FIELDS OF EDUCATION,
CAREER OPTIONS AND PROSPECTUS
MASTER OF BUSINESS ADMINISTRATION
Types of MBA Programs
Choosing an MBA program is an important decision for anyone who is
interested in attending business school. There are many different MBA programs
that are currently available.
Full-time M.B.A. (2 years): Known as the classic model, these
traditional programs take roughly 24 months to complete and generally adhere
to the U.S. academic calendar (October–July). Under this model, coursework is
generally divided into two or three semesters. B-schools offering these
programs usually expect the students to live at the institution or nearby
(adding to the overall cost). Graduates of these programs are considered to
have premier M.B.A. qualification and are the first choice for recruiters
seeking qualified M.B.A. graduates.
Full-time M.B.A. (1 year): Project assignments and practical exams may
extend past a full calendar year. In fact, 18 months is not uncommon for
"one-year" programs. When considering this program do not underestimate its
difficulty. Completing course work in one year is more aggressive and intense
than the two-year option. This option may be very attractive to people wanting
to reduce their time away from work. Consider your stamina and determination
Part-time M.B.A. (2–8 years): Part-time programs are becoming the most
popular option for students seeking an M.B.A. Your B-school's part-time
program may offer courses on weekday evenings or on the weekends.
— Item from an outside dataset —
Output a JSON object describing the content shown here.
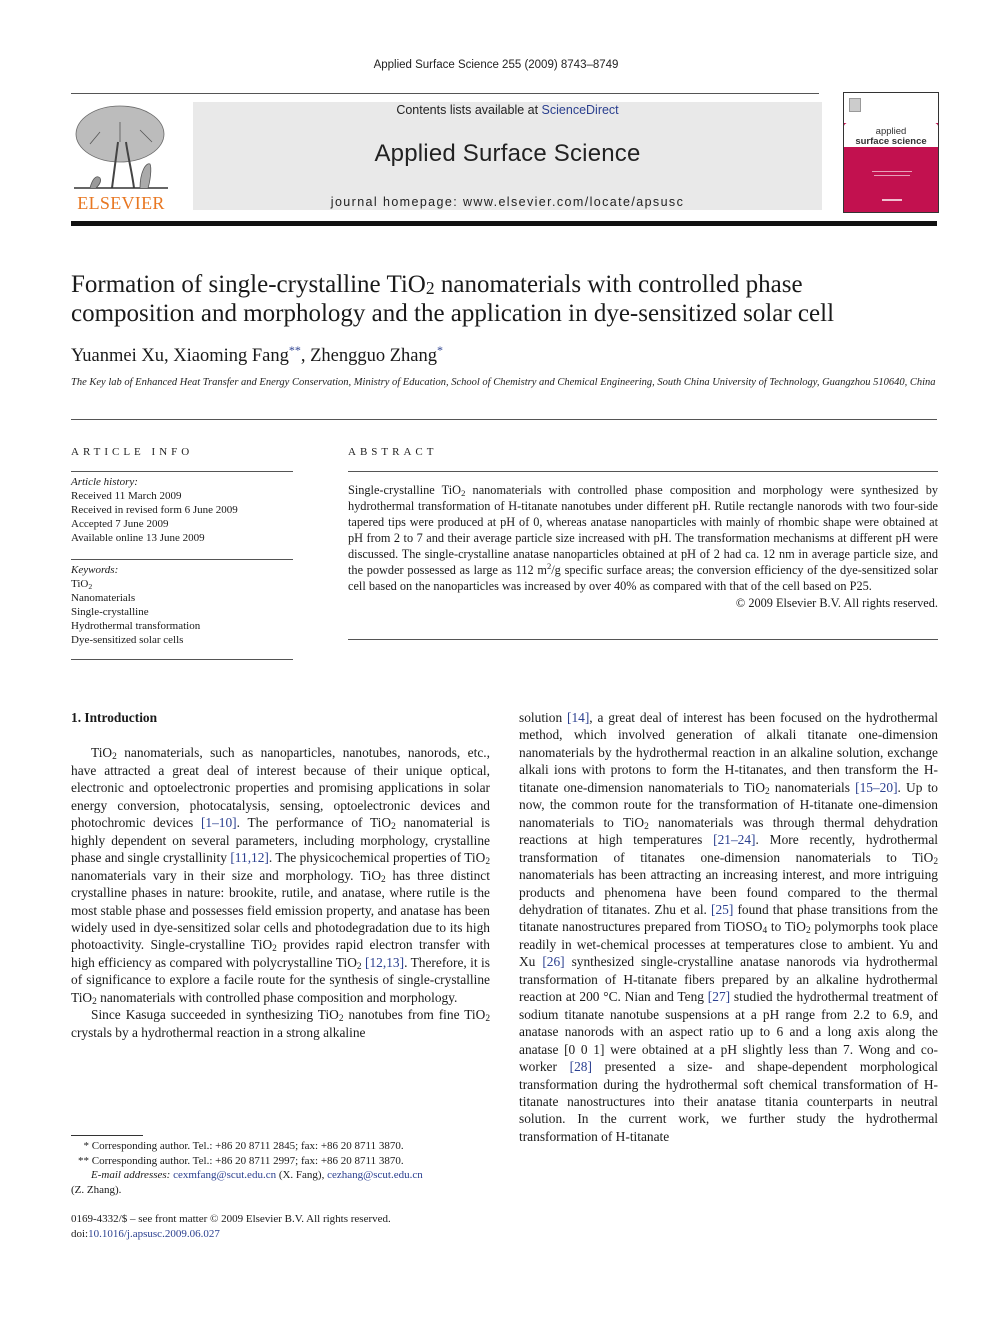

These
programs are extremely attractive to individuals living nearby who do not want
to interrupt their full-time work schedule. Recruiters often recognize the
determination shown by M.B.A. students who complete their coursework while
working full-time. Core courses are similar to the “classic” M.B.A. program
but often lack the range of course offerings.
Distance learning M.B.A. (2–3+ years): Students learn primarily through
audio-visual and self-study avenues including phone, fax, or Internet.
Seminars, summer school, or weekend sessions may also be required to complete
the program. Distance learning M.B.A. programs are designed for individuals
who cannot attend regular classes because of geography, schedule conflicts, or
similar reasons. Succeeding in these programs requires self-discipline. If
you’re used to learning on your own, you may excel in this format, which
generally has minimal, if any, group project work or discussion sessions.
Modular M.B.A.: These programs interweave your academic experience with
work (and completion times vary). Not only will you be able to apply what you
learn to a real-world setting, but you also gain actual experience. Programs
like these are popular in Europe.
Corporate M.B.A.: This is a fairly new program, also known as a
consortium M.B.A. Courses are taught at a business school. The school and the
local business community agree on the curriculum. These schools seek diversity
and encourage group discussions and project work to fuel new ideas that will
ultimately benefit the community and improve local commerce.
Executive M.B.A.: Companies nominate their executives and pay the
required tuition and fees to ultimately get a highly trained executive. These
programs offer flexible schedules to accommodate busy executives, including
evening and weekend courses and individual project work.